Connecting to the network and mounting an NFS share took approximately 5 seconds, without having used (ever) that system before. You may say that's nothing special, but: did you try that on Slackware or Debian? Even a potential problem, such as the fact that the user created by my friend for me had a different UID and GID that those I needed (and there was no way to change that with the GUI), was easily solved consulting the very good documentation of the system. I don't like opening a terminal and discovering that usermod does not exist but at least the quality of the documentation filled the gap. The price of a MacBook or a MacBook Pro isn't exagerated, compared to the price of a quality-equivalent machine from Lenovo, for example.

Some may say I could install Ubuntu and give it a try. Well, I did it. But there's no comparison with Mac OS X GUI. I'm a Solaris user and a long-time slacker, so CLIs don't scare me: I indeed prefer very often opening a terminal rather than clicking with the mouse.
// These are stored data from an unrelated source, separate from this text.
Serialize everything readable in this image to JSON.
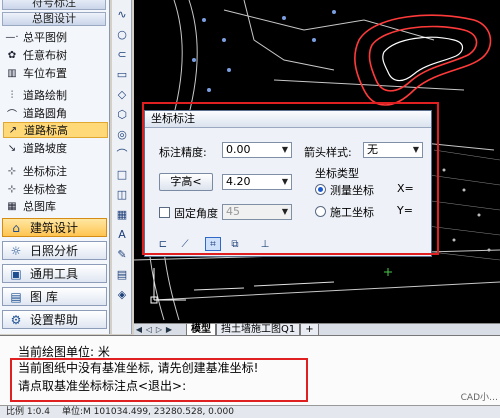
{
  "left_panel": {
    "header_top": "符号标注",
    "header_general": "总图设计",
    "items": [
      {
        "label": "总平图例",
        "icon": "—·"
      },
      {
        "label": "任意布树",
        "icon": "✿"
      },
      {
        "label": "车位布置",
        "icon": "▥"
      },
      {
        "label": "道路绘制",
        "icon": "⫶"
      },
      {
        "label": "道路圆角",
        "icon": "⌒"
      },
      {
        "label": "道路标高",
        "icon": "↗"
      },
      {
        "label": "道路坡度",
        "icon": "↘"
      },
      {
        "label": "坐标标注",
        "icon": "⊹"
      },
      {
        "label": "坐标检查",
        "icon": "⊹"
      },
      {
        "label": "总图库",
        "icon": "▦"
      }
    ],
    "big_buttons": [
      {
        "label": "建筑设计",
        "icon": "⌂"
      },
      {
        "label": "日照分析",
        "icon": "☼"
      },
      {
        "label": "通用工具",
        "icon": "▣"
      },
      {
        "label": "图    库",
        "icon": "▤"
      },
      {
        "label": "设置帮助",
        "icon": "⚙"
      }
    ]
  },
  "vertical_toolbar": [
    "∿",
    "○",
    "⊂",
    "▭",
    "◇",
    "⬡",
    "◎",
    "⌒",
    "□",
    "◫",
    "▦",
    "A",
    "✎",
    "▤",
    "◈"
  ],
  "dialog": {
    "title": "坐标标注",
    "precision_label": "标注精度:",
    "precision_value": "0.00",
    "arrow_style_label": "箭头样式:",
    "arrow_style_value": "无",
    "char_height_button": "字高<",
    "char_height_value": "4.20",
    "coord_type_label": "坐标类型",
    "radio_measure": "测量坐标",
    "radio_construction": "施工坐标",
    "x_label": "X=",
    "y_label": "Y=",
    "fixed_angle_label": "固定角度",
    "fixed_angle_value": "45"
  },
  "tabs": {
    "model_tab": "模型",
    "drawing_tab": "挡土墙施工图Q1",
    "add_tab": "+"
  },
  "command": {
    "line1": "当前绘图单位: 米",
    "line2": "当前图纸中没有基准坐标, 请先创建基准坐标!",
    "line3": "请点取基准坐标标注点<退出>:"
  },
  "status": {
    "scale": "比例 1:0.4",
    "coords": "单位:M  101034.499, 23280.528, 0.000"
  },
  "watermark": "CAD小…"
}
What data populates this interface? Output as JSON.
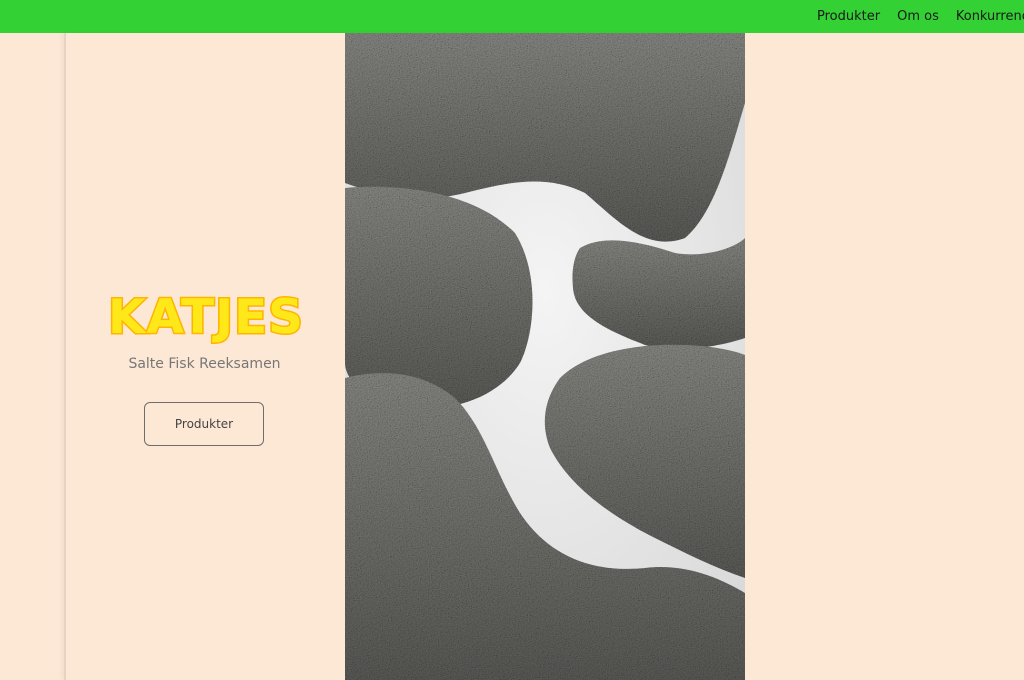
{
  "nav": {
    "items": [
      {
        "label": "Produkter"
      },
      {
        "label": "Om os"
      },
      {
        "label": "Konkurrence"
      }
    ]
  },
  "hero": {
    "brand": "KATJES",
    "subtitle": "Salte Fisk Reeksamen",
    "button_label": "Produkter",
    "image_alt": "salty-licorice-fish-photo"
  },
  "colors": {
    "nav_bg": "#33d133",
    "page_bg": "#fde8d6",
    "brand_fill": "#ffe81a",
    "brand_outline": "#ffb400"
  }
}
But I want to recognize the high quality of the GUI of OS X, which is, in my humble opinion, much more user-centric, intuitive and good-looking than any other GUI I saw on a GNU/Linux system.

Summarizing, I played an entire day with that laptop, ssh-ing to my server, opening remote X11 connections and so on. And it felt very comfortable and productive.

I really think I'll give Apple (and Mac OS X) a try.